# sklears (crate)
[](https://crates.io/crates/sklears)
[](https://docs.rs/sklears)
[](../../LICENSE)
[](https://www.rust-lang.org)
> **Latest release:** `0.1.0-beta.1` (January 1, 2026). See the [workspace release notes](../../docs/releases/0.1.0-beta.1.md) for highlights and upgrade guidance.
## Overview
This crate exposes the top-level `sklears` API that bundles all subcrates into a cohesive, scikit-learn compatible experience. It provides re-exports, prelude shortcuts, and integrated feature flag management.
## Key Features
- **Unified Prelude**: Access estimators, transformers, pipelines, and utilities through a single import.

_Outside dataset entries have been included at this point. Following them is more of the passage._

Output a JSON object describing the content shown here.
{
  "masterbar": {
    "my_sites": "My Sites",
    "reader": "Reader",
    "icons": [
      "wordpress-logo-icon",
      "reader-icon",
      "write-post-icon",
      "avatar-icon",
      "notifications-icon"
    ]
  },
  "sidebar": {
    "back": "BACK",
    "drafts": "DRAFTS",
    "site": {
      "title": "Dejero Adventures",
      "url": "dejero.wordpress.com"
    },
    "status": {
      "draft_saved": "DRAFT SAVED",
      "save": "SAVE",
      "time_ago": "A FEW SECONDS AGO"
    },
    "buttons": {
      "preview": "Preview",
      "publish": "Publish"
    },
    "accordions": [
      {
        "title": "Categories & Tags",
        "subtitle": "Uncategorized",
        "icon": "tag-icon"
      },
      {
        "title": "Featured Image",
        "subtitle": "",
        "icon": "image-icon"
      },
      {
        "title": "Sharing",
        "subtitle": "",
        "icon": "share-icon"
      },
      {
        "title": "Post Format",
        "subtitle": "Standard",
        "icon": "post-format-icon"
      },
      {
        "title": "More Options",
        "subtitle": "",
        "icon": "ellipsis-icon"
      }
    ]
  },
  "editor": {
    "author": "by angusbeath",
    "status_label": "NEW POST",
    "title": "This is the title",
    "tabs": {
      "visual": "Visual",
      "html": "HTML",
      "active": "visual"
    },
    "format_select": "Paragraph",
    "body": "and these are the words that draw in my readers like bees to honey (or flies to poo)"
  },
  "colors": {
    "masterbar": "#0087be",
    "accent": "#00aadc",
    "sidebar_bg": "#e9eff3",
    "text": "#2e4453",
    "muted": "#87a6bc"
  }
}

- **Feature Flags**: Enable only the modules you need (`linear`, `ensemble`, `gpu`, etc.) to keep builds lightweight.
- **Rust + Python**: Designed to work with both native Rust projects and the `sklears-python` bindings.
- **Documentation Hub**: Acts as the canonical entry point for examples, tutorials, and integration guides.
## Quick Start
```toml
[dependencies]
sklears = { version = "0.1.0-beta.1", features = ["linear", "ensemble", "gpu"] }
```
```rust
use sklears::prelude::*;
use scirs2_core::ndarray::{array, Array1};
let x = array![
[0.0, 1.0],
[1.0, 0.0],
[1.0, 1.0],
];
let y = Array1::from(vec![0, 1, 1]);
let model = RandomForestClassifier::new()
.n_estimators(200)
.fit(&x, &y)?;
let predictions = model.predict(&x)?;
```
## Status
- Serves as the umbrella crate validated through the 11,292 passing workspace tests for `0.1.0-beta.1`.
- Re-export map kept in sync with individual module READMEs and documentation.
- Further enhancements (module-level doc consolidation, feature flag audits) tracked in `TODO.md`.